The Network Time Synchronization Protocol (NTP), which is the standard format that most computers use for synching clocks today, is ubiquitous but not very accurate. There has been some work on improving that, with Facebook, for example, contributing a hardware solution to the Open Compute Project last year, but the Clockwork team promises far greater accuracy.
“Sometimes, inside data centers, I couldn’t get them to agree on a second. My phone and the base station here probably agree on the second. Then you get finer and finer and finer – down to the microseconds and nanoseconds. That is very hard. It’s very hard for two clocks to know exactly what nanosecond they are in,” Prabhakar explained. He noted that it’s also not good enough to synchronize these clocks once. You also have to keep them in sync. You can put high-accuracy clocks that are immune to temperature variations and vibration into a server, but that clock would quickly become more expensive than the server itself.
To solve this issue, the team built a system and machine learning model that allows it to very accurately measure the time it takes for a timestamp to arrive at a given server. That’s not so different from how NTP works, but the team then takes this a few steps further by looking at a variety of timestamps and then getting both the offset of the clock and the relative frequency difference. All of this then feeds into the machine learning model. In addition, the team also built the system so the different clocks can talk to each other and detect (and correct) when they are not synchronized.
In the absence of trustworthy timestamps, distributed systems have long had to rely on clockless designs, which adds an extra level of complexity to building complex systems. The Clockwork team hopes that its work will allow researchers to experiment with new time-based algorithms across a number of problem areas like database consistency, event ordering, consensus protocols and ledgers.
The original research by Rosenblum’s and Prabhakar’s team was all about what you could do if you could trust the clocks in a distributed system.
“Currently, nobody uses time except for maybe Spanner at Google, CockroachDB or someone doing database things,” Rosenblum said. “We believe that there’s a lot more places, especially as more and more time-critical things came up. We can do time sync, since we figured out how to do that pretty well.
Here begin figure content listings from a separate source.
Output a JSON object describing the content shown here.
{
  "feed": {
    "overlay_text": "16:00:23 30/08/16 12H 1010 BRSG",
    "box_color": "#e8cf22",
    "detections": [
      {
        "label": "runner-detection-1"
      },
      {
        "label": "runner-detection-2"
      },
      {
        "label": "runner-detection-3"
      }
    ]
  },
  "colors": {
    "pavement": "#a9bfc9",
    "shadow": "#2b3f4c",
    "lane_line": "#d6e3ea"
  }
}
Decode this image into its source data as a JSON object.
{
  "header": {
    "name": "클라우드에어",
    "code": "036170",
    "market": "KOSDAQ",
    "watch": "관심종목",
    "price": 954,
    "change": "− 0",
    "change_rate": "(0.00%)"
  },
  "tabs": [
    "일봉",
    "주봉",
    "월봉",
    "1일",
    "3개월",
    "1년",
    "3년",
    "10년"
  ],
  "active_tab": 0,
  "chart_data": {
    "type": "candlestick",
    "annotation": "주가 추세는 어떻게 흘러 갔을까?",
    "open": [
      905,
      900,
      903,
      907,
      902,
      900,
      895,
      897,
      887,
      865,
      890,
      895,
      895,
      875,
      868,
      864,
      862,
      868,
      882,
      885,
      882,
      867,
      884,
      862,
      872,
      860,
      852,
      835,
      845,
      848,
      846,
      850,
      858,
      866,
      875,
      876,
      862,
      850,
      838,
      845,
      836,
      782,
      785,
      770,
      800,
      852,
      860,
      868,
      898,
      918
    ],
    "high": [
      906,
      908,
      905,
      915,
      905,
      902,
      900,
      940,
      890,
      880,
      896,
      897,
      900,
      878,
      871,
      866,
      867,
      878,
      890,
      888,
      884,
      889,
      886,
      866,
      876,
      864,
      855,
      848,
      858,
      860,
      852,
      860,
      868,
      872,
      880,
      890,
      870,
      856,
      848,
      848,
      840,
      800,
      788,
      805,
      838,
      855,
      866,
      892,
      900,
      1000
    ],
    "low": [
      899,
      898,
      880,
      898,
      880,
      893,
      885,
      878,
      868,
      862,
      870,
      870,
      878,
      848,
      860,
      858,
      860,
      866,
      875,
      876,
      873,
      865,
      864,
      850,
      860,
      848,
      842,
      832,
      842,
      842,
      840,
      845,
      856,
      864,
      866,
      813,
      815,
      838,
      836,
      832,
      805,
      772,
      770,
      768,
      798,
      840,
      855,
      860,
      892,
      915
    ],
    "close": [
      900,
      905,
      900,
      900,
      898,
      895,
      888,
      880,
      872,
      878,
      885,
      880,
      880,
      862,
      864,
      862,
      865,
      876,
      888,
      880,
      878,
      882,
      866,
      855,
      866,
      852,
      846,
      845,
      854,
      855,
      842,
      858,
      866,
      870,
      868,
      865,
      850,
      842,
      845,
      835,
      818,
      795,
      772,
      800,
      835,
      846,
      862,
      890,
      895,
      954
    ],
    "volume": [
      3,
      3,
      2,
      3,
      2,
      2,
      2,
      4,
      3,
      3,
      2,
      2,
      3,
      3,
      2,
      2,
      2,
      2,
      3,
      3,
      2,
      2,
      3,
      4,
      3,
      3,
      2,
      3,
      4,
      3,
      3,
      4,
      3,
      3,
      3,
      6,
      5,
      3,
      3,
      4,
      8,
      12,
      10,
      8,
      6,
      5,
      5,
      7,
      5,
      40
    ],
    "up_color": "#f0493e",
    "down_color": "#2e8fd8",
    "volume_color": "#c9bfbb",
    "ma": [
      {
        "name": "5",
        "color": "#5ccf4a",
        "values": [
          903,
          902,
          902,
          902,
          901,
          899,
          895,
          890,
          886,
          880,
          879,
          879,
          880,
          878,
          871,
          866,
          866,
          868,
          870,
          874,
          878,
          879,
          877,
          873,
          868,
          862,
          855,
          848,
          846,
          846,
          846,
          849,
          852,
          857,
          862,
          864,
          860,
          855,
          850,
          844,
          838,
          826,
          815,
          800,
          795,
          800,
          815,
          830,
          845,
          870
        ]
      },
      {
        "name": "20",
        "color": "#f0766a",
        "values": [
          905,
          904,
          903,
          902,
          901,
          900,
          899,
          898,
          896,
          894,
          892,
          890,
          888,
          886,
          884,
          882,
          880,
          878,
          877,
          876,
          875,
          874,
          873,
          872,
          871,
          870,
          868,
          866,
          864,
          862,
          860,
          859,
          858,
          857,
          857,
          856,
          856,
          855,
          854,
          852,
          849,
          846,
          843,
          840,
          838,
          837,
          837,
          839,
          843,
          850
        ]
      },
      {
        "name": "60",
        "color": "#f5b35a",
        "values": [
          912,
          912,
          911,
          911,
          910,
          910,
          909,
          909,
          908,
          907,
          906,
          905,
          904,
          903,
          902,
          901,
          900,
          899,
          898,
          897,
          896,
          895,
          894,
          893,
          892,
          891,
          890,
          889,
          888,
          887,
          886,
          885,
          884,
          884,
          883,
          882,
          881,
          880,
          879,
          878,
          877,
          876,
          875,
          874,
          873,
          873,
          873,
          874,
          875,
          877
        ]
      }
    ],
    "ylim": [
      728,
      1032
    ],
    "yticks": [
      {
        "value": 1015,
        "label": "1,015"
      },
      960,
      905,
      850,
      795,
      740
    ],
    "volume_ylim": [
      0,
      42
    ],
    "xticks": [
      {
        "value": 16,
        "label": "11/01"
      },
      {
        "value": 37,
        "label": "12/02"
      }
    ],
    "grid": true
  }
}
And so we asked: is this part of a trend where we’re going to start programming these systems differently? And [researchers] got kind of excited about that possibility of us being able to pull this off.”
So with the synchronization issues solved, the Clockwork team is now looking to build products on top of this, starting with Latency Sensei. But Prabhakar also noted that the team is already working on another project that makes it easier to detect congestion inside of data centers. TCP, he noted, is great for wide-area networks, but inside the data center, it is quite wasteful. But when you know more about the network — and its latencies — then that in turn could be used to provide the TCP protocol with better hints about how to best route packets inside the data center.
The company’s Series A round was led by NEA, with participation from well-known angel investors, including MIPS co-founder John Hennessey, early Google investor Ram Shriram and Yahoo co-founder Jerry Yang.